Tolkien aborda aqui uma diferença entre o mundo da luz e o mundo das sombras. O próprio sentido
olfativo atribuído aos Nazgûl é uma referência à noção de Heráclito, que comentou que no Hades, o
submundo do mito grego, as almas dos mortos, são apenas fumo e estes se reconhecem através de seu
perfume. Os espectros do Anel não são mortos nem vivos e beiram entre os dois sentidos da ponte, o que
os afasta de quaisquer sentidos pertencentes ao mundo mortal. Uma mesma dicotomia pode ser vista nas
relações entre os conceitos de imortalidade e mortalidade.

Mortalidade e imortalidade
O um Anel permite ao seu usuário mortal tornar-se invisível para outros olhos mortais. Ele transfere
seu portador para o mundo das sombras, onde o plano físico é imperceptível e o que antes não se via
torna-se concreto. Ao colocar o Anel, Frodo faz-se invisível aos mortais, no entanto ainda pode ser visto
pelos Nazgûl, cuja formas etéreas agora se traduzem em formas físicas para Frodo:

Imediatamente, embora todo o resto permaneça como antes, ofuscado e escuro, as formas (Nazgûl)
tornam-se terrivelmente claras. Ele (Frodo) foi capaz de ver debaixo de seus envoltórios negros. Haviam
cinco figuras altas: duas em pé paradas, três avançando. Nos seus rostos brancos queimavam olhos
aguçados e impiedosos; debaixo dos seus mantos haviam longas vestes cinzentas; em seus cabelos
cinzentos haviam elmos de prata; nas suas mãos cansadas haviam espadas de aço. Os seus olhos o
focavam e o perfuravam, enquanto avançavam em sua direção.
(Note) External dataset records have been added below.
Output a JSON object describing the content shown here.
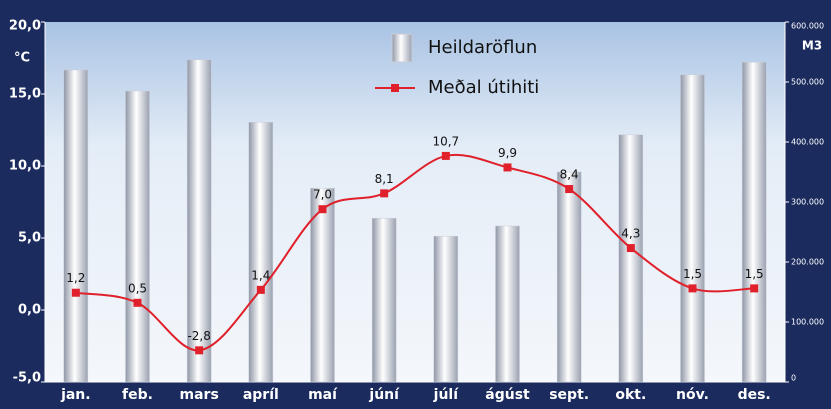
{
  "chart_data": {
    "type": "bar-line",
    "ylabel": "°C",
    "y2label": "M3",
    "categories": [
      "jan.",
      "feb.",
      "mars",
      "apríl",
      "maí",
      "júní",
      "júlí",
      "ágúst",
      "sept.",
      "okt.",
      "nóv.",
      "des."
    ],
    "series": [
      {
        "name": "Heildaröflun",
        "type": "bar",
        "axis": "y2",
        "color": "#c9cdd8",
        "values": [
          520000,
          485000,
          537000,
          433000,
          323000,
          273000,
          243000,
          260000,
          350000,
          412000,
          512000,
          533000
        ]
      },
      {
        "name": "Meðal útihiti",
        "type": "line",
        "axis": "y",
        "color": "#e0202a",
        "values": [
          1.2,
          0.5,
          -2.8,
          1.4,
          7.0,
          8.1,
          10.7,
          9.9,
          8.4,
          4.3,
          1.5,
          1.5
        ],
        "value_labels": [
          "1,2",
          "0,5",
          "-2,8",
          "1,4",
          "7,0",
          "8,1",
          "10,7",
          "9,9",
          "8,4",
          "4,3",
          "1,5",
          "1,5"
        ]
      }
    ],
    "ylim": [
      -5,
      20
    ],
    "yticks": [
      {
        "value": -5,
        "label": "-5,0"
      },
      {
        "value": 0,
        "label": "0,0"
      },
      {
        "value": 5,
        "label": "5,0"
      },
      {
        "value": 10,
        "label": "10,0"
      },
      {
        "value": 15,
        "label": "15,0"
      },
      {
        "value": 20,
        "label": "20,0"
      }
    ],
    "y2lim": [
      0,
      600000
    ],
    "y2ticks": [
      0,
      {
        "value": 100000,
        "label": "100.000"
      },
      {
        "value": 200000,
        "label": "200.000"
      },
      {
        "value": 300000,
        "label": "300.000"
      },
      {
        "value": 400000,
        "label": "400.000"
      },
      {
        "value": 500000,
        "label": "500.000"
      },
      {
        "value": 600000,
        "label": "600.000"
      }
    ],
    "legend": "top"
  }
}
Porém os Nazgûl não são os únicos seres da Terra Média capazes de testemunhar o "invisível". A
separação entre físico e espiritual não afeta as criaturas imortais. Em O Senhor dos Anéis, o Anel não
afeta fisicamente Tom Bombadil, que sem dúvida é também uma criatura imortal:

Ele (Frodo) deixou o Anel escorregar. Merry virou-se para dizer algo e deu um começo, e verificou e
exclamou. Merry estava olhando inexpressivamente para cadeira, e, obviamente, não podia vê-lo. Ele se
levantou e rastejou silenciosamente para longe da lareira em direção à porta exterior. “Ei, você!”, Tom
gritou, olhando para ele fixamente com seus olhos brilhantes. “Ei, Frodo, venha cá! Onde vai? O velho
Tom Bombadil ainda não está tão cego assim. Tire o anel dourado! Sua mão é mais justa sem ela.”
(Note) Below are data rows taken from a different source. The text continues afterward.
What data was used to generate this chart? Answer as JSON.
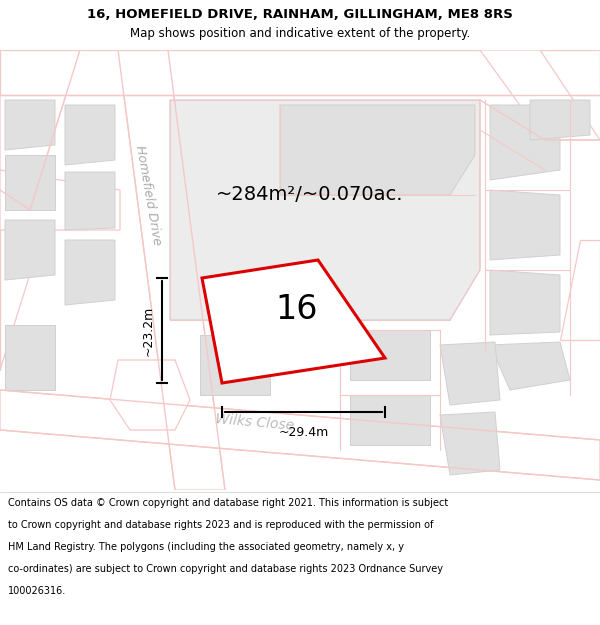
{
  "title_line1": "16, HOMEFIELD DRIVE, RAINHAM, GILLINGHAM, ME8 8RS",
  "title_line2": "Map shows position and indicative extent of the property.",
  "footer_lines": [
    "Contains OS data © Crown copyright and database right 2021. This information is subject",
    "to Crown copyright and database rights 2023 and is reproduced with the permission of",
    "HM Land Registry. The polygons (including the associated geometry, namely x, y",
    "co-ordinates) are subject to Crown copyright and database rights 2023 Ordnance Survey",
    "100026316."
  ],
  "area_label": "~284m²/~0.070ac.",
  "number_label": "16",
  "width_label": "~29.4m",
  "height_label": "~23.2m",
  "map_bg": "#f2f2f2",
  "road_color": "#f5c8c8",
  "road_fill": "#ffffff",
  "building_fill": "#e0e0e0",
  "building_edge": "#d0d0d0",
  "property_color": "#dd0000",
  "title_bg": "#ffffff",
  "footer_bg": "#ffffff",
  "road_label_homefield": "Homefield Drive",
  "road_label_wilks": "Wilks Close",
  "title_fontsize": 9.5,
  "subtitle_fontsize": 8.5,
  "footer_fontsize": 7.0,
  "area_fontsize": 14,
  "number_fontsize": 24,
  "dim_fontsize": 9,
  "road_label_fontsize": 9
}
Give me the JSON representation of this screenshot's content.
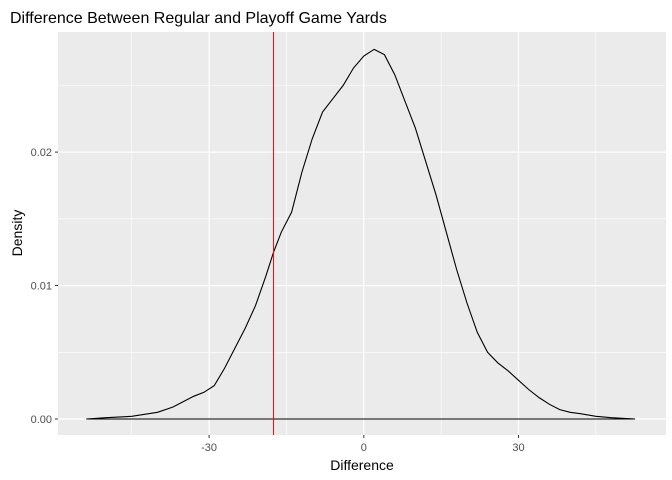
{
  "chart_data": {
    "type": "line",
    "title": "Difference Between Regular and Playoff Game Yards",
    "xlabel": "Difference",
    "ylabel": "Density",
    "xlim": [
      -59.3,
      58.6
    ],
    "ylim": [
      -0.0012,
      0.029
    ],
    "x_ticks": [
      -30,
      0,
      30
    ],
    "y_ticks": [
      0.0,
      0.01,
      0.02
    ],
    "y_tick_labels": [
      "0.00",
      "0.01",
      "0.02"
    ],
    "x_minor_ticks": [
      -45,
      -15,
      15,
      45
    ],
    "y_minor_ticks": [
      0.005,
      0.015,
      0.025
    ],
    "grid": true,
    "legend": "none",
    "panel_background": "#ebebeb",
    "grid_color": "#ffffff",
    "series": [
      {
        "color": "#000000",
        "x": [
          -53.8,
          -50,
          -45,
          -40,
          -37,
          -35,
          -33,
          -31,
          -29,
          -27,
          -25,
          -23,
          -21,
          -19,
          -17.5,
          -16,
          -14,
          -12,
          -10,
          -8,
          -6,
          -4,
          -2,
          0,
          2,
          4,
          6,
          8,
          10,
          12,
          14,
          16,
          18,
          20,
          22,
          24,
          26,
          28,
          30,
          32,
          34,
          36,
          38,
          40,
          42,
          45,
          48,
          52.6
        ],
        "y": [
          0.0,
          0.0001,
          0.0002,
          0.0005,
          0.0009,
          0.0013,
          0.0017,
          0.002,
          0.0025,
          0.0038,
          0.0053,
          0.0068,
          0.0085,
          0.0107,
          0.0125,
          0.014,
          0.0155,
          0.0185,
          0.021,
          0.023,
          0.024,
          0.025,
          0.0263,
          0.0272,
          0.0277,
          0.0273,
          0.0258,
          0.0238,
          0.0218,
          0.0193,
          0.0168,
          0.014,
          0.0112,
          0.0087,
          0.0065,
          0.005,
          0.0042,
          0.0036,
          0.0029,
          0.0022,
          0.0016,
          0.0011,
          0.0007,
          0.0005,
          0.0004,
          0.0002,
          0.0001,
          0.0
        ]
      }
    ],
    "reference_line": {
      "x": -17.5,
      "color": "#ff0000"
    }
  }
}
Anteriormente, quando Tom Bombadil colocou o um Anel, ele não se tornou invisível: "Tom pôs o
Anel na ponta do seu dedo mindinho e segurou-o até à luz da vela. Por um momento os hobbits notaram
algo estranho sobre isso. Não havia nenhum sinal de Tom desaparecendo!" Mais tarde, durante o
conselho de Elrond, Gandalf descreve Bombadil como “mestre de si mesmo”, e, portanto o Anel não
poderia exercer poder sobre ele, uma vez que afeta mortais e Tom não seria um deles. Em O Senhor dos
Anéis, Tom Bombadil é referido a nomes bastante prestigiosos e até mesmo divinos: conhecido como o
mestre da madeira, da água e da colina, e muitas vezes chamado por Frodo pelo mesmo nome. Quando
Frodo pergunta à esposa de Bombadil, Goldberry, quem ele é, ela o responde de forma bastante bíblica:

“Minha senhora!” disse Frodo novamente depois de um tempo. “Diga-me, se a minha pergunta não
parece tola, quem é Tom Bombadil?”
“Ele é", disse Goldberry, mantendo seus movimentos rápidos e sorrindo.
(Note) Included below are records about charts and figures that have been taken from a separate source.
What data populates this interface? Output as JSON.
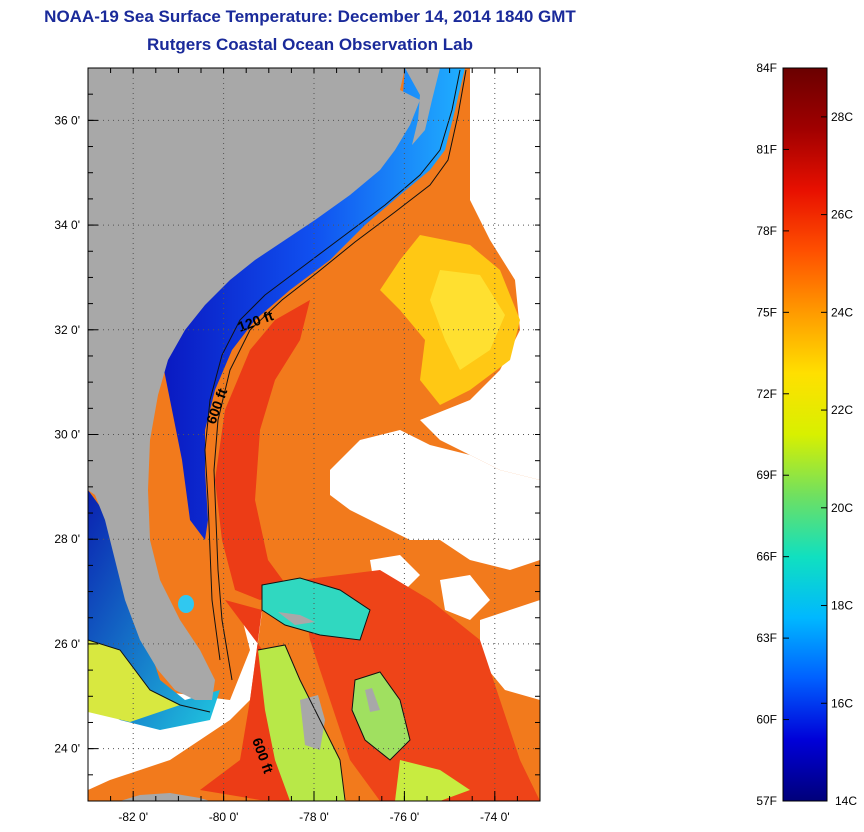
{
  "title_line1": "NOAA-19 Sea Surface Temperature:  December 14, 2014 1840 GMT",
  "title_line2": "Rutgers Coastal Ocean Observation Lab",
  "map": {
    "x_ticks": [
      "-82 0'",
      "-80 0'",
      "-78 0'",
      "-76 0'",
      "-74 0'"
    ],
    "x_tick_values": [
      -82,
      -80,
      -78,
      -76,
      -74
    ],
    "y_ticks": [
      "36 0'",
      "34 0'",
      "32 0'",
      "30 0'",
      "28 0'",
      "26 0'",
      "24 0'"
    ],
    "y_tick_values": [
      36,
      34,
      32,
      30,
      28,
      26,
      24
    ],
    "lon_range": [
      -83.0,
      -73.0
    ],
    "lat_range": [
      23.0,
      37.0
    ],
    "grid": "dotted",
    "contour_labels": [
      "120 ft",
      "600 ft",
      "600 ft"
    ],
    "colors": {
      "land": "#a8a8a8",
      "cloud": "#ffffff",
      "cold_water": "#1030c8",
      "warm_water": "#f06a1a",
      "gulf_stream": "#ee3a14"
    }
  },
  "colorbar": {
    "f_labels": [
      "84F",
      "81F",
      "78F",
      "75F",
      "72F",
      "69F",
      "66F",
      "63F",
      "60F",
      "57F"
    ],
    "c_labels": [
      "28C",
      "26C",
      "24C",
      "22C",
      "20C",
      "18C",
      "16C",
      "14C"
    ],
    "range_c": [
      14,
      29
    ],
    "colors": [
      "#00007a",
      "#0000d8",
      "#0060ff",
      "#00b8ff",
      "#10e0c0",
      "#70e060",
      "#d8f000",
      "#ffe000",
      "#ff9a00",
      "#ff5000",
      "#e81000",
      "#a00000",
      "#6a0000"
    ]
  }
}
Esta expressão de Bombadil como "Ele é" causou a Tolkien alguns problemas com leitores e grupos
católicos que assemelhavam essa frase à nomeação usada por Deus no livro do Êxodo 3:14, referindo-se a
Yavé. Em 1954, em uma carta ao livreiro católico Peter Hastings, Tolkien se defendeu completa e
filologicamente:

Quanto ao Tom Bombadil, creio que estão levando sério demais, além de não terem percebido a
questão principal. Goldberry e Tom se referem ao mistério dos nomes. Você pode ser capaz de conceber
a sua relação única com o Criador sem um nome – pode você, então tornar pronomes relativos em
nomes próprios? No entanto, assim que se dá conta de que está em um mundo de vários finitos
semelhantes, cada um com uma relação única e diferente com um Ser supremo, quem é você? Frodo
perguntou não 'o que é Tom Bombadil' mas 'quem é ele'. Nós e ele, sem dúvida, muitas vezes laxamente
confundimos as perguntas. Goldberry dá o que eu penso ser a resposta correta.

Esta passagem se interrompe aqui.